Glucose-derived porous carbon as a highly efficient and low-cost counter electrode for quantum dot-sensitized solar cells

Abstract

Biomass-derived porous carbon is widely used in supercapacitors, carbon dioxide capture and lithium–sulfur batteries owing to its advantages such as wide sources, low cost and good stability. However, it is rarely used in quantum dot-sensitized solar cells (QDSCs). Here, glucose-derived porous carbon was obtained by hydrothermal carbonization followed with high-temperature KOH activation, and employed as an efficient counter electrode (CE) for QDSCs.

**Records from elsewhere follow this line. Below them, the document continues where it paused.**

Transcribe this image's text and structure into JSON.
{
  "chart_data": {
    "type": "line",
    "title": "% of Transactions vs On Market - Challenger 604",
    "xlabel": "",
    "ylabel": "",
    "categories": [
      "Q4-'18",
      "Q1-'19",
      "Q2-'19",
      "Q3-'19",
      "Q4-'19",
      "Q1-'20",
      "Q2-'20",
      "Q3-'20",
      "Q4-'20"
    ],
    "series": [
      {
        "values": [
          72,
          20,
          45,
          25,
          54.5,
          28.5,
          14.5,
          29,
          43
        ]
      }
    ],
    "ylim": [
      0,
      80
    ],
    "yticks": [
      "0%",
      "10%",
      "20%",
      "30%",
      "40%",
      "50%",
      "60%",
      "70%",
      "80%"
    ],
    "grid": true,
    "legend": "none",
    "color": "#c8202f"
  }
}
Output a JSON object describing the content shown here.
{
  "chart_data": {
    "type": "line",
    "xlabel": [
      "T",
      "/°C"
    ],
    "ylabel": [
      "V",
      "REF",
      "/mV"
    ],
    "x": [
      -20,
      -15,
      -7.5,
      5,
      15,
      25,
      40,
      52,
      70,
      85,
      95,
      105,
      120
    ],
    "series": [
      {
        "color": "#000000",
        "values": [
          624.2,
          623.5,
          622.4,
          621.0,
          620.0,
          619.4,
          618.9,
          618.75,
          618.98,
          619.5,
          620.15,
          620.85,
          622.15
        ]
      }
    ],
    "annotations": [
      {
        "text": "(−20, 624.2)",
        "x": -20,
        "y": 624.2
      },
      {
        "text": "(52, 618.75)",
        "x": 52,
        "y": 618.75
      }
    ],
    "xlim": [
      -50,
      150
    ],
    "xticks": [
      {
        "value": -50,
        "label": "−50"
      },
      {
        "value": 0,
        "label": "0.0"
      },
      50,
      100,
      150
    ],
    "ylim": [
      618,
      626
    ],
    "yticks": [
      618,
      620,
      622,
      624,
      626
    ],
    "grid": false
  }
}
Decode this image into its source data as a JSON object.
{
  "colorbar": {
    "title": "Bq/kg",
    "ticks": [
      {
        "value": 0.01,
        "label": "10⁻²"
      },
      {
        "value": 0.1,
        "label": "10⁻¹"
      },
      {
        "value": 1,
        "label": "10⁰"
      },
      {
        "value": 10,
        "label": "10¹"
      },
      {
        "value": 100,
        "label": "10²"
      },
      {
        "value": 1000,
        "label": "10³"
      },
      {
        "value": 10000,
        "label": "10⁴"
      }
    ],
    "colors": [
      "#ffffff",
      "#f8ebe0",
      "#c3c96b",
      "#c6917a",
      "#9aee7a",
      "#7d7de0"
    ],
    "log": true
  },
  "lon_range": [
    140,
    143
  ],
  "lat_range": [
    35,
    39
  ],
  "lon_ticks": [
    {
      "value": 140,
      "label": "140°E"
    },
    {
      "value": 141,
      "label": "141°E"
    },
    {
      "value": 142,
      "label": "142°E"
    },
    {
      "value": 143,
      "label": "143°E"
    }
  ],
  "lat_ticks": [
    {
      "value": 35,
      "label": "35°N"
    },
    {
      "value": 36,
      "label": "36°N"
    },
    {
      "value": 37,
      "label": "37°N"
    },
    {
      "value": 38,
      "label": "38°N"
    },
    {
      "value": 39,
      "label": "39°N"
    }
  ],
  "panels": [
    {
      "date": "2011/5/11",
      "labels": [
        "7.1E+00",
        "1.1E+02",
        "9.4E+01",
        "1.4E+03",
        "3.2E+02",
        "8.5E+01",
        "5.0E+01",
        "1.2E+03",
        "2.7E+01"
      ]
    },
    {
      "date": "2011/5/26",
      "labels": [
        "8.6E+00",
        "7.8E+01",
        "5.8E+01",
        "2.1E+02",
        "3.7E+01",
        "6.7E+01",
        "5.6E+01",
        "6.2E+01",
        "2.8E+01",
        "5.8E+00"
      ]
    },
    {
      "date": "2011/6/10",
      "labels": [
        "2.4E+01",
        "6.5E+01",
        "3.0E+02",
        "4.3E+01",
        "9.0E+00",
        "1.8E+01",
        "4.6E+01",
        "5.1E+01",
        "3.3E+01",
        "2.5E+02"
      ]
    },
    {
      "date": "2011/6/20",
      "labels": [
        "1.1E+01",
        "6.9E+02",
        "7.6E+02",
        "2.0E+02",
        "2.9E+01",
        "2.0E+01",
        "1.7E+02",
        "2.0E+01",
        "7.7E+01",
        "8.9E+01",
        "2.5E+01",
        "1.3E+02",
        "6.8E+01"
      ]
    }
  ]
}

The CV, EIS and Tafel-polarization analysis showed that porous carbon exhibits excellent catalytic activity for reduction of S_n²⁻. The CE based on porous carbon activated at 900 °C (C₉₀₀) presents best performance with interface charge transfer resistance (R_ct) of 2.4 Ω cm² due to the synergy between high graphitization degree and large specific surface area. The power conversion efficiency (PCE) of the QDSCs assembled with a CdS/CdSe sensitized TiO₂ photoanode and the C₉₀₀ CE is up to 5.61% under one sun illumination. The excellent catalytic activity of C₉₀₀ is attributed to its large specific surface area and porous structure and high degree graphitization. This suggests that glucose-derived porous carbon can become a potential low-cost and efficient CE material for QDSCs.